Haunted

In one aspect, yes, I believe in ghosts, but we create them. We haunt ourselves, and sometimes we do such a good job, we lose track of reality.
//Laurie Halse Anderson, Wintergirls 


After the end of the world, all anyone wants to talk about is the past.

She can’t blame them really. The future is such a tenuous, muddy concept and the present is dreary and tedious all at the same time; the past is safe. Comforting.

And terrible, of course.

Because every story is essentially the same – a sad sort of apocalypse themed mad libs, except that she can generally fill in all the blanks:

You had loved ones. It didn’t matter if you thought you had few or many – once the plague hit the only thing that really stuck out to you was the fact that you realized that you cared about far more people than you initially thought. Each time someone got sick you hoped that it wouldn’t take them – that somehow, they would recover. It never worked out that way. You thought you’d get used to it, after a while, but each death was harder to take – perhaps because it meant you were closer to being alone. After you’d stood vigil for your last loved one, you laid down or curled up in fetal position or smashed your fist into every hard surface you could find, screaming, praying, hoping that it would finally take you, too. Obviously that didn’t happen, because here you are, telling your story. Because, of course, eventually you mustered up all of your inner strength and forced yourself out of bed, or away from the bottle, or through the haze of sadness and realized that you couldn’t possibly be the only one left alive and began looking for other survivors.

At this point of the story, they’ll look up at her, hopeful and expectant. She will murmur some comforting words and tell them how brave they’ve been. She will  say that they are safe, now, and won’t have to worry about being alone. Then she’llsend them on their way, to whatever cleared out home space they’ve been assigned to, with a kind word and a gentle reminder that they should come to her if they have any questions or issues.
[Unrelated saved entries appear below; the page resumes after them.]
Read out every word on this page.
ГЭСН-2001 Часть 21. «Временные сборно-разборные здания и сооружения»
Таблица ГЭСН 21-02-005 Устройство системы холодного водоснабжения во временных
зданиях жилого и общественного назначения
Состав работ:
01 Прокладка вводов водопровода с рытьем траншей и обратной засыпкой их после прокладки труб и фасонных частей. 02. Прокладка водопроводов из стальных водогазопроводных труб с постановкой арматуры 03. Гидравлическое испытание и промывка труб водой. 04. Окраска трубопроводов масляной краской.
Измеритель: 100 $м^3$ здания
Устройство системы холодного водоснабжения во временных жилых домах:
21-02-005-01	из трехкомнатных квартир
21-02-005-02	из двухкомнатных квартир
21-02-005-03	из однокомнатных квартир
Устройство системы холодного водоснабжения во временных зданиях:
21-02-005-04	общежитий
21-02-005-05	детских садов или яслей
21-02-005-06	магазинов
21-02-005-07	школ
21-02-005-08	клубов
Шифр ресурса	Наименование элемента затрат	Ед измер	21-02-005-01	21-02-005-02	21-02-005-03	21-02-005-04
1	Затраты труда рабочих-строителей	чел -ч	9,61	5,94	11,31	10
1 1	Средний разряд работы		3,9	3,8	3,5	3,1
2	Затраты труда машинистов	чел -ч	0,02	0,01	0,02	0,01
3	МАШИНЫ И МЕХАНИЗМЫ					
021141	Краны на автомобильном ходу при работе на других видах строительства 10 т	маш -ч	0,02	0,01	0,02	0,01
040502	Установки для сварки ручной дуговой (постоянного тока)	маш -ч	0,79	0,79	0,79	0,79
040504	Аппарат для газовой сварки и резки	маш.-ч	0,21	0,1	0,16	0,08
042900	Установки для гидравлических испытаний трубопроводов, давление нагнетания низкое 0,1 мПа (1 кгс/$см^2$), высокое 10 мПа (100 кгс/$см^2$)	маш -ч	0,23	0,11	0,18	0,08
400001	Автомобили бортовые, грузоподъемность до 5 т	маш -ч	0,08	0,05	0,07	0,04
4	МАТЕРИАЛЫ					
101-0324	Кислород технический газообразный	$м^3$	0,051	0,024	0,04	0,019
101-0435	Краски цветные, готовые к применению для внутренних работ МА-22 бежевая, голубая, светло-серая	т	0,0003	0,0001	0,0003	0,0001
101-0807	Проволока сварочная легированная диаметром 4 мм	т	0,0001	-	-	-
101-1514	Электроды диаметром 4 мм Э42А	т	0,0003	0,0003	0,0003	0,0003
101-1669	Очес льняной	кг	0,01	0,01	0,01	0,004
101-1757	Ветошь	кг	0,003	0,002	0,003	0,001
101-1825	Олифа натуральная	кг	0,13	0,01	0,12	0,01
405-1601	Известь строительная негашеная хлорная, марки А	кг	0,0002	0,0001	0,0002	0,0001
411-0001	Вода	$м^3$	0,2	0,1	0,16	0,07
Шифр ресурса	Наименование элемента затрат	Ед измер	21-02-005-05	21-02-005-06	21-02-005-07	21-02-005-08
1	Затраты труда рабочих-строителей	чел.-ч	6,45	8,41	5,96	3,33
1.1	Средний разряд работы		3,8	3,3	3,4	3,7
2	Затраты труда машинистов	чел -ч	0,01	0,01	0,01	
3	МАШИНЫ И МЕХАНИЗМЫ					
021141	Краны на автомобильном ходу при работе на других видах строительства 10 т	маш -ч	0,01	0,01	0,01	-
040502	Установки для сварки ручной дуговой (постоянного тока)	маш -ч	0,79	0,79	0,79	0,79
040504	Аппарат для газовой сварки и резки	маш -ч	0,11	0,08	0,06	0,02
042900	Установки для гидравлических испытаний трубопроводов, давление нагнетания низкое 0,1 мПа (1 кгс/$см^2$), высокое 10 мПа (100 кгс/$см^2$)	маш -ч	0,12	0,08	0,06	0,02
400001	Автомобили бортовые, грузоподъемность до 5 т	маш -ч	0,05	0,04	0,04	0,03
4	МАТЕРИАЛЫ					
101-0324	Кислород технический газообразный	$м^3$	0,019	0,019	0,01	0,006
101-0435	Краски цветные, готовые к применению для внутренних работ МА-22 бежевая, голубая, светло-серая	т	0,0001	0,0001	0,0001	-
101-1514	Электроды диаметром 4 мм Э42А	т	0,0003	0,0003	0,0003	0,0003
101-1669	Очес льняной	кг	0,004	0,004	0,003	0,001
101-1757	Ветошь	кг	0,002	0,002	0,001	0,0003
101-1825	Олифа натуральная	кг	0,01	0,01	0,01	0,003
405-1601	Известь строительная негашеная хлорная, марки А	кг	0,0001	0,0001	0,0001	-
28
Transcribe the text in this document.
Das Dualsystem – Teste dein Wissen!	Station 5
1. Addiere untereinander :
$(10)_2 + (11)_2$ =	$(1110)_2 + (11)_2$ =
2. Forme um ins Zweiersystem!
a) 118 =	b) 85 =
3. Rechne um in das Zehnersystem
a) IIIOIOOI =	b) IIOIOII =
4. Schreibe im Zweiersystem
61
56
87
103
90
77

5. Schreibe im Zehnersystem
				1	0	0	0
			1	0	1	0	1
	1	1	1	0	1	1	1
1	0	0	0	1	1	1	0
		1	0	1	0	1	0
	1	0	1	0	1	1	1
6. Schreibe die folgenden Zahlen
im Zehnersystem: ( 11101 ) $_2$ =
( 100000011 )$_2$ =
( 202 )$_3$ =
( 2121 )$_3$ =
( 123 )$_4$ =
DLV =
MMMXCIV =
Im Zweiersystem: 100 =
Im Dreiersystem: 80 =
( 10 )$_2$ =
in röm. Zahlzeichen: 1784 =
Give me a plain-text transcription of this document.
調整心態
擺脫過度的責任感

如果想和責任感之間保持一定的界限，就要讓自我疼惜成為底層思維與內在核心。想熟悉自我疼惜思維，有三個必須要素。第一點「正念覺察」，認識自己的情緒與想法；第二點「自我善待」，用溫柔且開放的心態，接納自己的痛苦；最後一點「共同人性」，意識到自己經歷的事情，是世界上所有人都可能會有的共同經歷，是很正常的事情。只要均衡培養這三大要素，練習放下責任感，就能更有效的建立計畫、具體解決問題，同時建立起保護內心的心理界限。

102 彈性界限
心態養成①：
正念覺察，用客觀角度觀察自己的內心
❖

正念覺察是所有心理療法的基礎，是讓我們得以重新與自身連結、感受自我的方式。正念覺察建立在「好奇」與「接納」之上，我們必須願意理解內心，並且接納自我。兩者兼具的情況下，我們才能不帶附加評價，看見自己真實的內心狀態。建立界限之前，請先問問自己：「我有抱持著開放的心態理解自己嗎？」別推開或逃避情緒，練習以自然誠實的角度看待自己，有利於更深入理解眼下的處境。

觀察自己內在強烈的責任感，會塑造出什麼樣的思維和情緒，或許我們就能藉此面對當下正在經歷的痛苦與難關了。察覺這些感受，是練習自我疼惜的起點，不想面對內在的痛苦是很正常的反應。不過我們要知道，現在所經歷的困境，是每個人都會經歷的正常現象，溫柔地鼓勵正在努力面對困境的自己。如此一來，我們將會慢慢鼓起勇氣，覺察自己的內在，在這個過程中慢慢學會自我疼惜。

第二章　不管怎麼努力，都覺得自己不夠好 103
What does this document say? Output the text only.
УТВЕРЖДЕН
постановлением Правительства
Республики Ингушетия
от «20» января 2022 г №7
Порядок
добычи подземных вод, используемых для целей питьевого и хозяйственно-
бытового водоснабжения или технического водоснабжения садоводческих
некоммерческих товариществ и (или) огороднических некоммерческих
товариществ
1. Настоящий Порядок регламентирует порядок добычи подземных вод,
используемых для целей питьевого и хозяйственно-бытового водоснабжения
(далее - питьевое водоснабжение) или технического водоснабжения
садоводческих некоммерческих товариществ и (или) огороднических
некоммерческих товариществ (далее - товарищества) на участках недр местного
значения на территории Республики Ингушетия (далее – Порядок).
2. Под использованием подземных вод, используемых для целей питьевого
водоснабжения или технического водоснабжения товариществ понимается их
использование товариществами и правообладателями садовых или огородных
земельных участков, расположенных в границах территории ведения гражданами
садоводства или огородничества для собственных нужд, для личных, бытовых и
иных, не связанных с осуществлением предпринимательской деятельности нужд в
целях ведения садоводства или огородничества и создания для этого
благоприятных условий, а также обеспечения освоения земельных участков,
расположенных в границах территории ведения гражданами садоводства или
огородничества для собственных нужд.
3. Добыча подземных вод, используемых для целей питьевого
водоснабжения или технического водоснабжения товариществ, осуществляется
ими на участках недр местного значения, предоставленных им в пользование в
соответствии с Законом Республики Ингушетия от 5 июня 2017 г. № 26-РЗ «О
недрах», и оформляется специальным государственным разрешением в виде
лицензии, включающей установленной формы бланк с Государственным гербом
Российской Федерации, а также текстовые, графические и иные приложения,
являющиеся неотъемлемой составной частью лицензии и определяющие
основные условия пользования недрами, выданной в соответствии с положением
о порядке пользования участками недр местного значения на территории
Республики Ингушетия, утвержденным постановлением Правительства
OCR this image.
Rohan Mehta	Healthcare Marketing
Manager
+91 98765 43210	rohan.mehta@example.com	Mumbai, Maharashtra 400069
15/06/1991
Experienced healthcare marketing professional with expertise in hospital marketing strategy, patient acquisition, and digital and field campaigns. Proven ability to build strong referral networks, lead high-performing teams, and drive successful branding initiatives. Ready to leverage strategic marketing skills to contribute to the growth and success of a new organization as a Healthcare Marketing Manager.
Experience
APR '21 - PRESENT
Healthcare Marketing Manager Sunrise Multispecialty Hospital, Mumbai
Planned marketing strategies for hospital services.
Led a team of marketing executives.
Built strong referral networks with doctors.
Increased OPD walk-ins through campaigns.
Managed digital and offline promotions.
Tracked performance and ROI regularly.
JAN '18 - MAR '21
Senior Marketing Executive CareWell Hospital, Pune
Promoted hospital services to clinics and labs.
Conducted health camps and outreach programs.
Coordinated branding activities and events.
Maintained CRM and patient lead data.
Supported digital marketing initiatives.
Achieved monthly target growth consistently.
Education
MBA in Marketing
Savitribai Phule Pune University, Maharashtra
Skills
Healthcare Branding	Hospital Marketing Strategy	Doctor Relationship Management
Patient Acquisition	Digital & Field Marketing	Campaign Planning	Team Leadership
Some stay, integrate, take to the new living arrangements – more cramped, more manual labor, but filled with the laughter of children and the promise of tomorrow. But others – others only flit about, filled with nervous, anxious energy. She sees them do double-takes to people they pass on the streets, watches as they catch themselves before accidentally calling strangers by the names of long-dead loved ones. Their movements are listless and lank. They’re tethered to the past, even though the past is dust-filled agony. She knows that these ones will not stay – they will go on from this place, continuing to tell their stories to other strangers they meet and leave, to God above, to themselves – fighting to keep the past with them. She always feels sadness when she sees them leave, in the dead of night or furtively during mealtimes. In her mind, she tells herself that perhaps they will find what they’re looking for elsewhere beyond this place; in her heart she knows they will not. They are chasing ghosts of what could’ve been, what might’ve happened, how they feel their stories should’ve ended. They are haunted by their own memories – and comforted by them, too. And because of this, they will never leave them and will never be able to march towards the future.